Invest in California kids, vote yes on Proposition 4

For the past 30 years, I have advocated to make our region, state, and country a better place for children. I do it for my daughters, and I do it because ensuring all our children are healthy is vital to our state’s well-being.

In my time as an elected official, I consistently pushed for excellence in education, and today, as president of Children Now, I work to connect the dots on critical issues for children — from access to early education to healing childhood trauma. There are many variables that go into raising kids so they can be the best version of themselves, but health is the foundation.

This November, Proposition 4, the Children’s Hospital Bond, will be on the ballot, and I urge Californians to vote yes. California’s 13 children’s hospitals treat over 2 million young people each year, no matter their family income. The services these hospitals provide are life-saving and life-changing. There is no substitute for good health, which is why we as voters must make the investment to ensure that our state’s children’s hospitals have the resources required to keep up with advances in pediatric medical technology, and to meet the growing demands for care.

The Bay Area is home to three top-ranked children’s hospitals — UCSF Benioff Children’s Hospitals in San Francisco and Oakland, and Lucile Packard Children’s Hospital Stanford. All three hospitals are consistently ranked among the best in the nation for pediatric care by US News & World Report. In the most recent rankings, each hospital scored well in all 10 pediatric specialties.

The capabilities of our three area children’s hospitals and the ten additional children’s hospitals in the state are the product of a continued commitment to providing the most effective, cutting-edge treatment tailored for young people. Those investments have real impacts for families in our state.

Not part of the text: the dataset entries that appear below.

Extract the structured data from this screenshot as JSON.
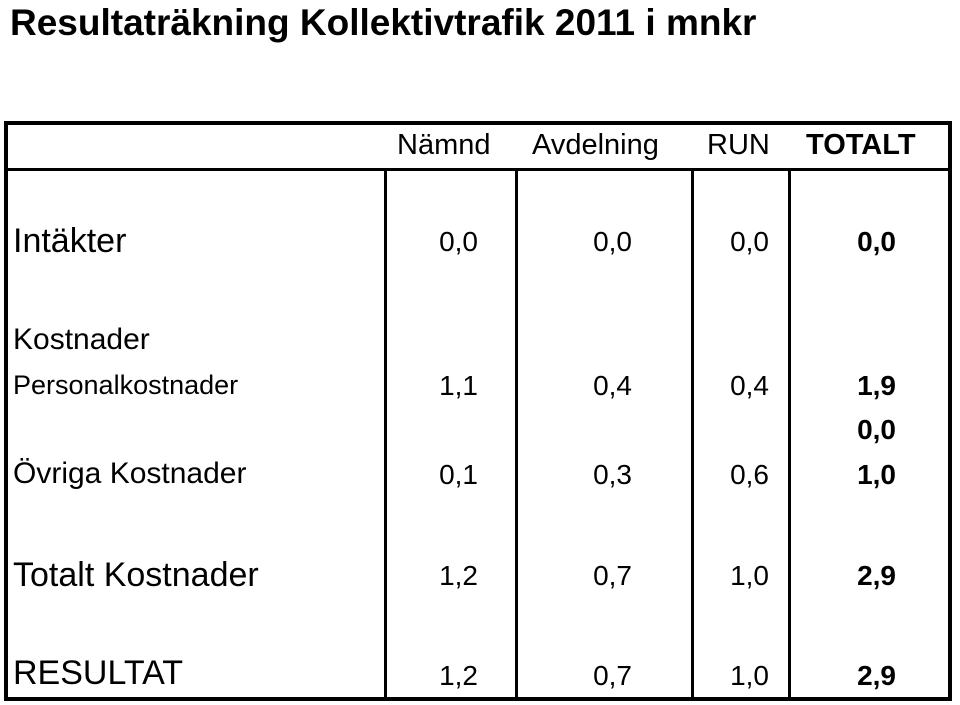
{
  "title": "Resultaträkning Kollektivtrafik 2011 i mnkr",
  "columns": [
    "Nämnd",
    "Avdelning",
    "RUN",
    "TOTALT"
  ],
  "rows": {
    "intakter": {
      "label": "Intäkter",
      "values": [
        "0,0",
        "0,0",
        "0,0",
        "0,0"
      ]
    },
    "kostnader_heading": {
      "label": "Kostnader"
    },
    "personal": {
      "label": "Personalkostnader",
      "values": [
        "1,1",
        "0,4",
        "0,4",
        "1,9"
      ]
    },
    "blank_total": {
      "values": [
        "",
        "",
        "",
        "0,0"
      ]
    },
    "ovriga": {
      "label": "Övriga Kostnader",
      "values": [
        "0,1",
        "0,3",
        "0,6",
        "1,0"
      ]
    },
    "totalt_kostnader": {
      "label": "Totalt Kostnader",
      "values": [
        "1,2",
        "0,7",
        "1,0",
        "2,9"
      ]
    },
    "resultat": {
      "label": "RESULTAT",
      "values": [
        "1,2",
        "0,7",
        "1,0",
        "2,9"
      ]
    }
  }
}
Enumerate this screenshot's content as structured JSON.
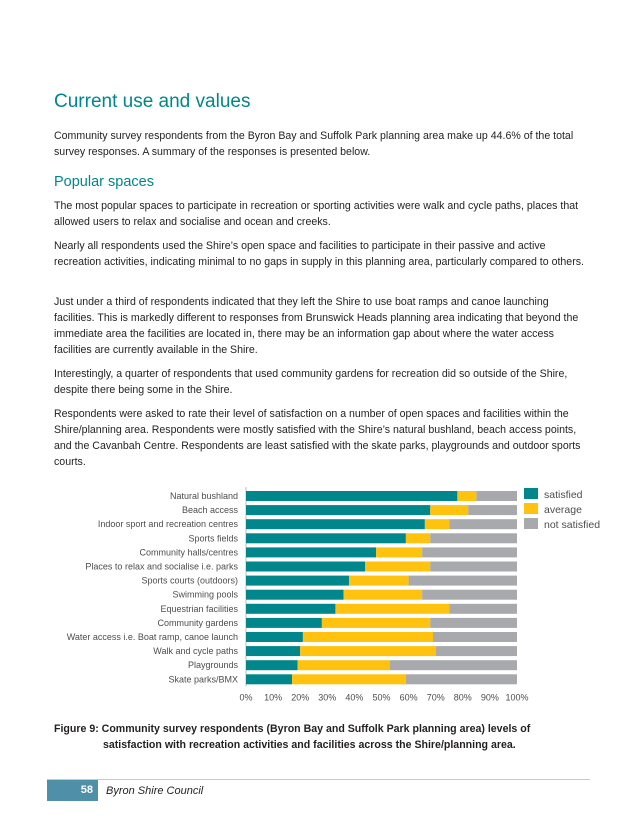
{
  "heading": "Current use and values",
  "intro": "Community survey respondents from the Byron Bay and Suffolk Park planning area make up 44.6% of the total survey responses. A summary of the responses is presented below.",
  "subheading": "Popular spaces",
  "paragraphs": [
    "The most popular spaces to participate in recreation or sporting activities were walk and cycle paths, places that allowed users to relax and socialise and ocean and creeks.",
    "Nearly all respondents used the Shire’s open space and facilities to participate in their passive and active recreation activities, indicating minimal to no gaps in supply in this planning area, particularly compared to others.",
    "Just under a third of respondents indicated that they left the Shire to use boat ramps and canoe launching facilities. This is markedly different to responses from Brunswick Heads planning area indicating that beyond the immediate area the facilities are located in, there may be an information gap about where the water access facilities are currently available in the Shire.",
    "Interestingly, a quarter of respondents that used community gardens for recreation did so outside of the Shire, despite there being some in the Shire.",
    "Respondents were asked to rate their level of satisfaction on a number of open spaces and facilities within the Shire/planning area. Respondents were mostly satisfied with the Shire’s natural bushland, beach access points, and the Cavanbah Centre. Respondents are least satisfied with the skate parks, playgrounds and outdoor sports courts."
  ],
  "chart_data": {
    "type": "bar",
    "orientation": "horizontal",
    "stacked": true,
    "categories": [
      "Natural bushland",
      "Beach access",
      "Indoor sport and recreation centres",
      "Sports fields",
      "Community halls/centres",
      "Places to relax and socialise i.e. parks",
      "Sports courts (outdoors)",
      "Swimming pools",
      "Equestrian facilities",
      "Community gardens",
      "Water access i.e. Boat ramp, canoe launch",
      "Walk and cycle paths",
      "Playgrounds",
      "Skate parks/BMX"
    ],
    "series": [
      {
        "name": "satisfied",
        "color": "#00868b",
        "values": [
          78,
          68,
          66,
          59,
          48,
          44,
          38,
          36,
          33,
          28,
          21,
          20,
          19,
          17
        ]
      },
      {
        "name": "average",
        "color": "#ffc20e",
        "values": [
          7,
          14,
          9,
          9,
          17,
          24,
          22,
          29,
          42,
          40,
          48,
          50,
          34,
          42
        ]
      },
      {
        "name": "not satisfied",
        "color": "#a7a9ac",
        "values": [
          15,
          18,
          25,
          32,
          35,
          32,
          40,
          35,
          25,
          32,
          31,
          30,
          47,
          41
        ]
      }
    ],
    "xticks": [
      "0%",
      "10%",
      "20%",
      "30%",
      "40%",
      "50%",
      "60%",
      "70%",
      "80%",
      "90%",
      "100%"
    ],
    "xlim": [
      0,
      100
    ],
    "legend": "top-right",
    "grid": false
  },
  "caption": {
    "line1": "Figure 9: Community survey respondents (Byron Bay and Suffolk Park planning area) levels of",
    "line2": "satisfaction with recreation activities and facilities across the Shire/planning area."
  },
  "footer": {
    "page_number": "58",
    "org": "Byron Shire Council"
  }
}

Prop 4 funds will allow Packard Children’s Hospital, UCSF Benioff in San Francisco, and Children’s Hospital Oakland to add more beds to treat more patients, and to modernize old facilities. Specifically, both Packard Children’s Hospital and Children’s Hospital Oakland intend to upgrade their neonatal intensive care units, Children’s Hospital Oakland will be able to make seismic upgrades to parts of the hospital that are a century old, and UCSF Benioff Children’s in San Francisco will expand outpatient clinics and add inpatient beds to meet growing demand.

As medical technology improves and pediatric care becomes more specialized, children from across the state are being referred to California children’s hospitals like Packard Children’s Hospital and Children’s Hospital Oakland. In addition to the rise in referrals, two-thirds of patients at California children’s hospitals are covered by Medi-Cal, which doesn’t pay for infrastructure updates. Every year, California children’s hospitals spend between $30 and $50 million on necessary infrastructure projects; Prop 4 funding will fill the gap so the hospitals can continue to focus on what matters most — healing young people who come through their doors.

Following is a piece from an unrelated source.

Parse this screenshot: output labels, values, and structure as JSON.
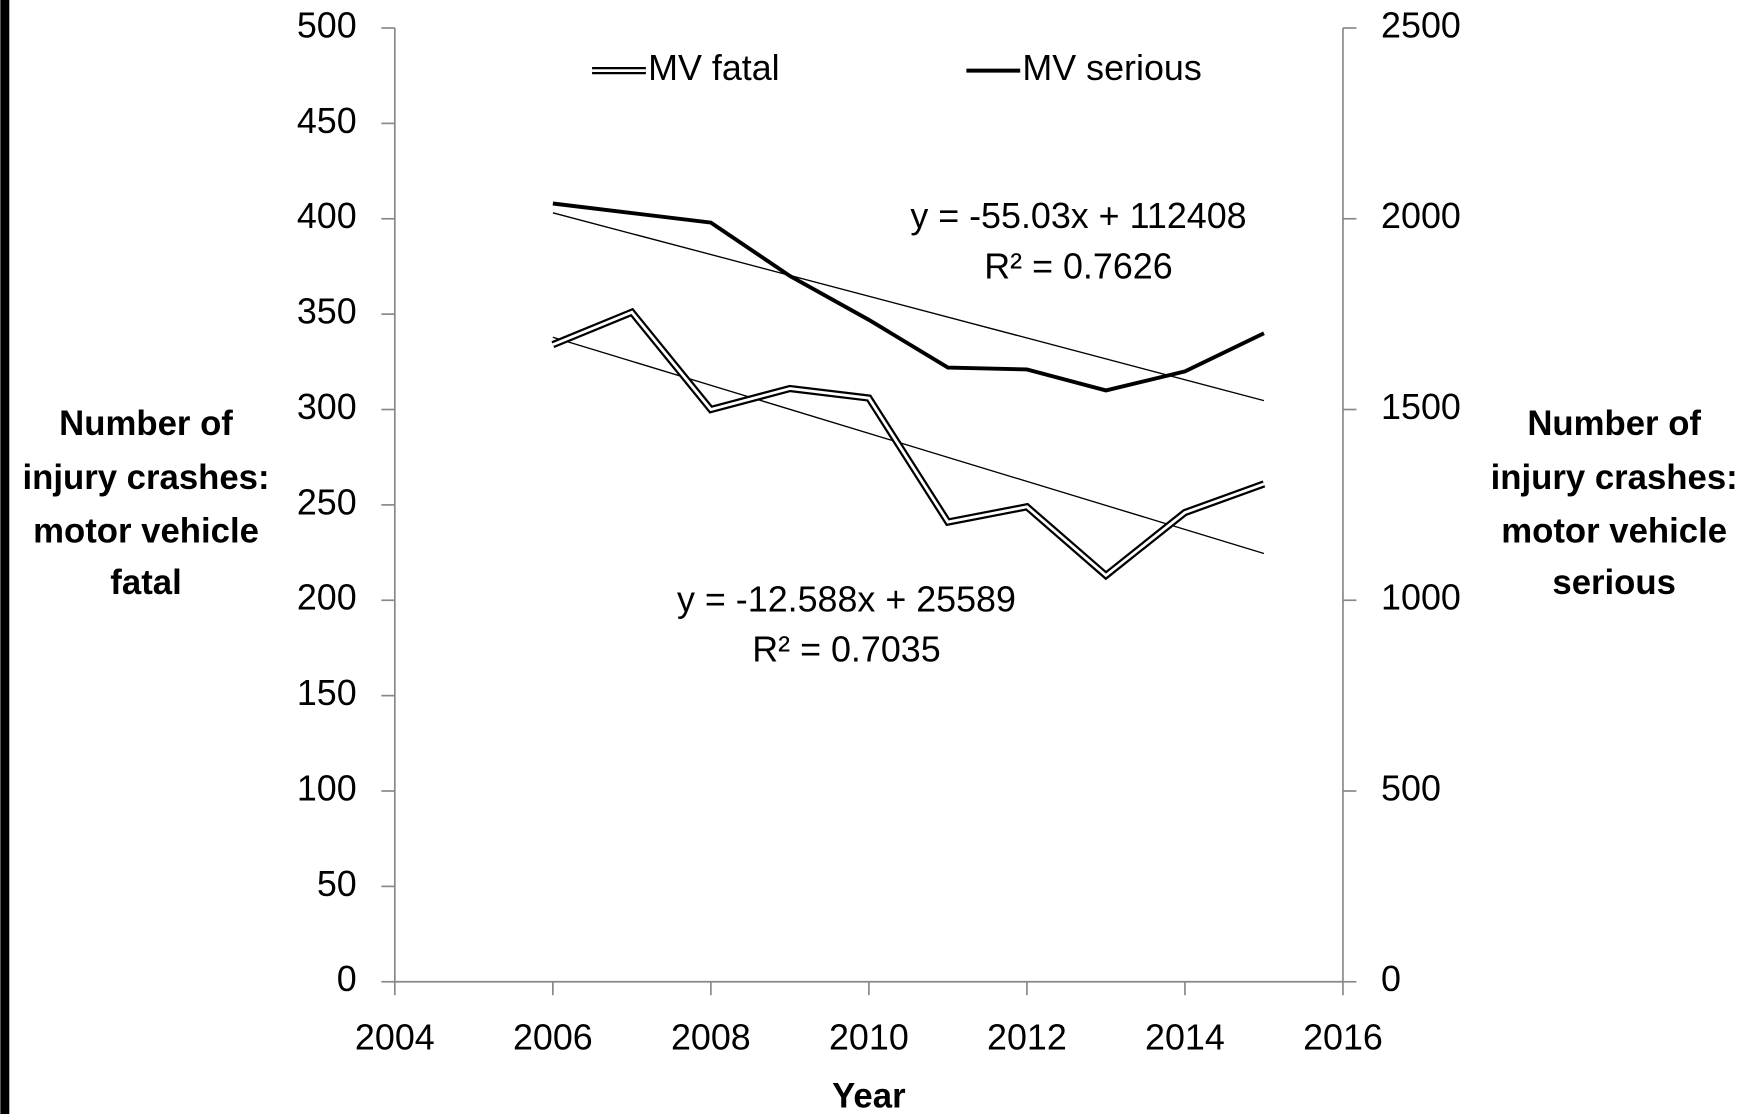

California children’s hospitals perform a vast majority of the pediatric surgeries and life-saving treatments in our state. The care they provide is the backbone of our state’s pediatric health care infrastructure, and as voters, it is wise for us to shore up that infrastructure for the next decade.

There is no substitute for good health, especially not when it comes to the health of our children. Almost a quarter of the people in our state are under age 18, and they require care tailored for their needs. Fortunately, children’s hospitals in the Bay Area and throughout the state are ahead of the curve in providing the specialized, world-class care young people deserve. It is imperative that we vote Yes on Prop 4 in November so that our state can continue to provide quality pediatric care to every child who needs it.

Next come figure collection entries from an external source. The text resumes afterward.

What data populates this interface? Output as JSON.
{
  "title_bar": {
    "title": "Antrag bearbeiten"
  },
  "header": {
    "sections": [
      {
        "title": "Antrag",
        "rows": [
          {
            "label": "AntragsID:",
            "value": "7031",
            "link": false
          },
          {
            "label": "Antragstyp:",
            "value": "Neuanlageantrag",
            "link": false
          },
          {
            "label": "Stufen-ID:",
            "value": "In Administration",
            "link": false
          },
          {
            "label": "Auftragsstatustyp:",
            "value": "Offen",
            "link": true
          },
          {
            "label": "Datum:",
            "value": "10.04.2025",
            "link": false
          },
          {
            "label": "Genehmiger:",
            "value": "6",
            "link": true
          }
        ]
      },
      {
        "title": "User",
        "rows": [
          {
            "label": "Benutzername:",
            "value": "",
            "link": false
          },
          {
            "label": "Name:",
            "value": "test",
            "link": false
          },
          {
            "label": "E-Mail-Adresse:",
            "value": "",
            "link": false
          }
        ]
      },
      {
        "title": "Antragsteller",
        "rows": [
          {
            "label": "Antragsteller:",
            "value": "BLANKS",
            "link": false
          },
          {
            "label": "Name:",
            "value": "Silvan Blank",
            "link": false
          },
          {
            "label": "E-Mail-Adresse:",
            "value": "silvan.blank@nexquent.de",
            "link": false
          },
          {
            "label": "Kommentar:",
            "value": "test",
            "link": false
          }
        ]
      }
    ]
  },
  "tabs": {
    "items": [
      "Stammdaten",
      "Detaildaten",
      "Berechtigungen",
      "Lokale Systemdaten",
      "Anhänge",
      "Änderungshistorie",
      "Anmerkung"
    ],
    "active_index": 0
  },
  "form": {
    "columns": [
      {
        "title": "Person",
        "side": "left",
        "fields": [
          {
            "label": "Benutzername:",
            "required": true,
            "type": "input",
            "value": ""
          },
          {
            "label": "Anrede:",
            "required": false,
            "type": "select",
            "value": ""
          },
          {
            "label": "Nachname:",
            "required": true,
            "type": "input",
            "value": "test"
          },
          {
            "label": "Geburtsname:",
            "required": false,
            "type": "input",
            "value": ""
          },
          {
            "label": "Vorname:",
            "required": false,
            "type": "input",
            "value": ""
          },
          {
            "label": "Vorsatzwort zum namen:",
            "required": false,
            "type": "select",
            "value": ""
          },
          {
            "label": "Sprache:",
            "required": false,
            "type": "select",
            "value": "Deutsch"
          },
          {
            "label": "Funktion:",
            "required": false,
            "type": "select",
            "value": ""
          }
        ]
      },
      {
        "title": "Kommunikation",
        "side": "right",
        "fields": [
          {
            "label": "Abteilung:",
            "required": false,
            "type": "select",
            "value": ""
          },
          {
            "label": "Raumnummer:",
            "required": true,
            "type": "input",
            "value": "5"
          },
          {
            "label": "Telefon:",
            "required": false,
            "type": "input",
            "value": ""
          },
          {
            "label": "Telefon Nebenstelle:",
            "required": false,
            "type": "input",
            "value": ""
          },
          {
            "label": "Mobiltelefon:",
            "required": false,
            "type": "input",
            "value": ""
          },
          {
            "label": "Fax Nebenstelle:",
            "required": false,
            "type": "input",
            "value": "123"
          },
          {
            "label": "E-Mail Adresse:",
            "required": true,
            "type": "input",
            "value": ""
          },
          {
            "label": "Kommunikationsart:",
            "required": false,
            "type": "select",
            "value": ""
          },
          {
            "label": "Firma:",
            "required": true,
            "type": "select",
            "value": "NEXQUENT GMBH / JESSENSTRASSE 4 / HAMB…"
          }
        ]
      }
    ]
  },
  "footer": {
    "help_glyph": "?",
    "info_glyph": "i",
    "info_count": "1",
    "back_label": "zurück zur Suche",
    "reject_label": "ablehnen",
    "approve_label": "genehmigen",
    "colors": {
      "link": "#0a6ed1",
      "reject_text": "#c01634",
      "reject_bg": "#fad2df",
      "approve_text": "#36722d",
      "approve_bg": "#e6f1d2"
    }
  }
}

Ted Lempert is President of the national research and advocacy organization, Children Now, and a lecturer in Political Science at UC Berkeley. Lempert was the founding CEO and co-founder of the California education reform organization, EdVoice. Lempert represented San Mateo and Santa Clara Counties in the California State Assembly from 1996-2000, and from 1988-1992. He also served on the San Mateo County Board of Supervisors, where he was President of the Board in 1995.